La vague…

« Sous la vague au large de Kanawaga » d’Hokusai
(Cl. Metropolitan Museum of Art of New-York)

Pendant la période de l’Avent les vitrines des rues commerçantes et celles virtuelles des sites marchands sur Internet regorgent de cadeaux à acquérir pour les fêtes de fin d’année. Parmi ces cadeaux sont offerts, dans les catalogues des grands musées mondiaux, de multiples objets dérivés. En mathématiques, la dérivée indique le sens de la pente d’une courbe. En matière d’objets dérivés depuis un certain temps la pente devient quelque peu vertigineuse.

Déjà en 1936, Walter Benjamin, dans son essai intitulé : « L’œuvre d’art à l’époque de sa reproduction mécanisée », constatait que ces procédés mécaniques avaient fait perdre aux œuvres d’art leur aura. Depuis, avec l’ère numérique, cette désacralisation de l’art s’est exponentiellement amplifiée. L’expression populaire : «  Faire feu de tout bois », peut maintenant se pasticher en : « Faire argent de tout art », tant ces objets dérivés se déclinent à l’infini sur les sites des musées. Pour le mettre en évidence, il suffit de prendre un seul exemple, auquel le titre de ce billet emprunte une partie de son nom, celui de l’estampe : « Sous la vague au large de Kanawaga » du Japonais Hokusai. Elle est ainsi dérivée en divers objets dans le catalogue des Boutiques des musées publié par la Réunion des musées nationaux.

Sac avec reproduction de la vague (Cl. Boutique des musées)

Cette célèbre estampe, dont un des tirages originaux est conservé au musée Guimet à Paris, mesure 25,7 x 37,9 cm. Que l’on puisse désirer garder par devers soi pour contempler dans le calme de sa demeure un fac-similé fidèle de celle-ci semble légitime. Ce catalogue le propose. Fort bien. Mais que penser alors de ses autres propositions : un agrandissement mural de 80 x 100 cm, un cabas pour les courses, une pochette de protection d’un micro-ordinateur, deux paires de chaussettes, deux punaises magnétiques, une housse de coussin, un masque facial de protection, un bracelet pour dame, un puzzle de mille pièces, une étole de soie, etc. ?

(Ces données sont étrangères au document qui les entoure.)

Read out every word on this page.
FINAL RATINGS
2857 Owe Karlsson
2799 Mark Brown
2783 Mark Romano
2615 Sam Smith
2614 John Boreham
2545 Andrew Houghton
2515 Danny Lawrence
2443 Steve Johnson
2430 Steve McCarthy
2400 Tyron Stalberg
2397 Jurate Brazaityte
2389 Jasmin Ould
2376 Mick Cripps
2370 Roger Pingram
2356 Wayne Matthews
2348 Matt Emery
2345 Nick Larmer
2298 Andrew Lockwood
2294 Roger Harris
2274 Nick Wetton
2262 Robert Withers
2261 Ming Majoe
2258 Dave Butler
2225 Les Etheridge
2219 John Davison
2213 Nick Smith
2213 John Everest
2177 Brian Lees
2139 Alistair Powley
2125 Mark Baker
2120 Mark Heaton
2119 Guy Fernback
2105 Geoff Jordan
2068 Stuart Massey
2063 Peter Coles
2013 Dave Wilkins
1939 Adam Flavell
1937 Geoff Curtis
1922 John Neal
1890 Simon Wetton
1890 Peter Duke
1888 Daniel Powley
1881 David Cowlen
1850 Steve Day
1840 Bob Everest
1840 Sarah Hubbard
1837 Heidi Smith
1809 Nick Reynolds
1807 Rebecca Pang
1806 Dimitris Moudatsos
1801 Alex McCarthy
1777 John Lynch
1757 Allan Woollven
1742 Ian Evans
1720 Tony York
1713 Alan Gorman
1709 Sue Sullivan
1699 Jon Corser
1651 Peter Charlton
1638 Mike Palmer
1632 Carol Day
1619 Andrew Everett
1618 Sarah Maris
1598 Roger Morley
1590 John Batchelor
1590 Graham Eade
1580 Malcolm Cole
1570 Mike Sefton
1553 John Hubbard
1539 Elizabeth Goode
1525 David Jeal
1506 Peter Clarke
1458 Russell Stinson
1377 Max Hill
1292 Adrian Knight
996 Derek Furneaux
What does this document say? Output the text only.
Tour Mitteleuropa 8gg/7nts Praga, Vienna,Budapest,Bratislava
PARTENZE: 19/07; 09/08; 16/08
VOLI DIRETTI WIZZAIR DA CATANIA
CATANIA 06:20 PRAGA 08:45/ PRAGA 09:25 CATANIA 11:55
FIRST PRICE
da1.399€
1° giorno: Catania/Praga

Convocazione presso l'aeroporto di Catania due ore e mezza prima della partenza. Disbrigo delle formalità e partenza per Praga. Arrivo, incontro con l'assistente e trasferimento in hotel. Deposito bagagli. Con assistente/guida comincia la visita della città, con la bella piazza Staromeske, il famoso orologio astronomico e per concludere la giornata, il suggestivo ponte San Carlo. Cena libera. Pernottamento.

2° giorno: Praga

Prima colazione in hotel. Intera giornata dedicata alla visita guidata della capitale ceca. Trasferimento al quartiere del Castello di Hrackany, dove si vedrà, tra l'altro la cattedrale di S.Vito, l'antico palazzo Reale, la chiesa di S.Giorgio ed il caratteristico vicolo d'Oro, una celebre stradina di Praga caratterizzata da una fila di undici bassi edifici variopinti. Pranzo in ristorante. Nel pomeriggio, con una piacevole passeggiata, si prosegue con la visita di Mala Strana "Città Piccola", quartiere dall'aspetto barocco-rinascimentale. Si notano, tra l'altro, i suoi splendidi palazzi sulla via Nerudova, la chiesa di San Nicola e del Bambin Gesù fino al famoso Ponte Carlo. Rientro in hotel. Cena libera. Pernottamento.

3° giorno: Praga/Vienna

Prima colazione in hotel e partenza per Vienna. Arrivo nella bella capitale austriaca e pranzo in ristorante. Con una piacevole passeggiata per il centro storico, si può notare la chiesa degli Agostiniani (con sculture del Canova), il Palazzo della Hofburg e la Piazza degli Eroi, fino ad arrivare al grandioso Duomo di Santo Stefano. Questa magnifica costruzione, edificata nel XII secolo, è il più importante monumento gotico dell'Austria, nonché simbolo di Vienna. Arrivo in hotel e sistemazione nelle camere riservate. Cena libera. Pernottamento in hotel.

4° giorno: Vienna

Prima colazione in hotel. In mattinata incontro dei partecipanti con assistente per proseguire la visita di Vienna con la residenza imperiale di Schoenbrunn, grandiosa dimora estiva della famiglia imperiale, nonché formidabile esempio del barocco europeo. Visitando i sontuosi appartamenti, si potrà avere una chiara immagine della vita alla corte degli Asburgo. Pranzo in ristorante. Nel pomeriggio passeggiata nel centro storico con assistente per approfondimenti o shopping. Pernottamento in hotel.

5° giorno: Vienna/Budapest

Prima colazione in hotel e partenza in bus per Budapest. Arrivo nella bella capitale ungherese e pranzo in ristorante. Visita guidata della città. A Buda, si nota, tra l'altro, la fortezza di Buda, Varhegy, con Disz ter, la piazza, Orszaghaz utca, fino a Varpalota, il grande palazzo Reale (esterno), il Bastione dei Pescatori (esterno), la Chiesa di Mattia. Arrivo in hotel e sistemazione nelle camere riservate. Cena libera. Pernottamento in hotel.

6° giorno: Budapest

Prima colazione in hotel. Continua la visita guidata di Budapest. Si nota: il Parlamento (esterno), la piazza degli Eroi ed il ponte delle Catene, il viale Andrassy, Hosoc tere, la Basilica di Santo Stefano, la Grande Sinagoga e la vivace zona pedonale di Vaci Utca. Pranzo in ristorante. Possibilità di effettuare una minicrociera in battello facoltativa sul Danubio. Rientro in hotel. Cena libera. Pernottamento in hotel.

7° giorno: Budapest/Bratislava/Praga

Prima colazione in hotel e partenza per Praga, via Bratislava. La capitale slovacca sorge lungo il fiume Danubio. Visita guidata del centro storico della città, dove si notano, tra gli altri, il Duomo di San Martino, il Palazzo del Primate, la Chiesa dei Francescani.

Paire de chaussettes avec la vague (Cl. Boutiques des musées)

Dans ce monde des objets dérivés, l’œuvre d’art a non seulement perdu son aura mais ceux qui ont en charge d’en garder et de conserver l’original ont introduit dans le temple, sans doute sous les aimables encouragements de leurs agents comptables, le merchant-design et la rentabilité commerciale. Nul ne les en chassera car depuis plusieurs décennies la pente de cette dérive est bien trop forte et universelle. Comme dans cette estampe d’Hokusai, ne risque-t-elle pas alors de submerger les frêles esquifs où sont encore embarqués les créateurs d’images d’aujourd’hui ?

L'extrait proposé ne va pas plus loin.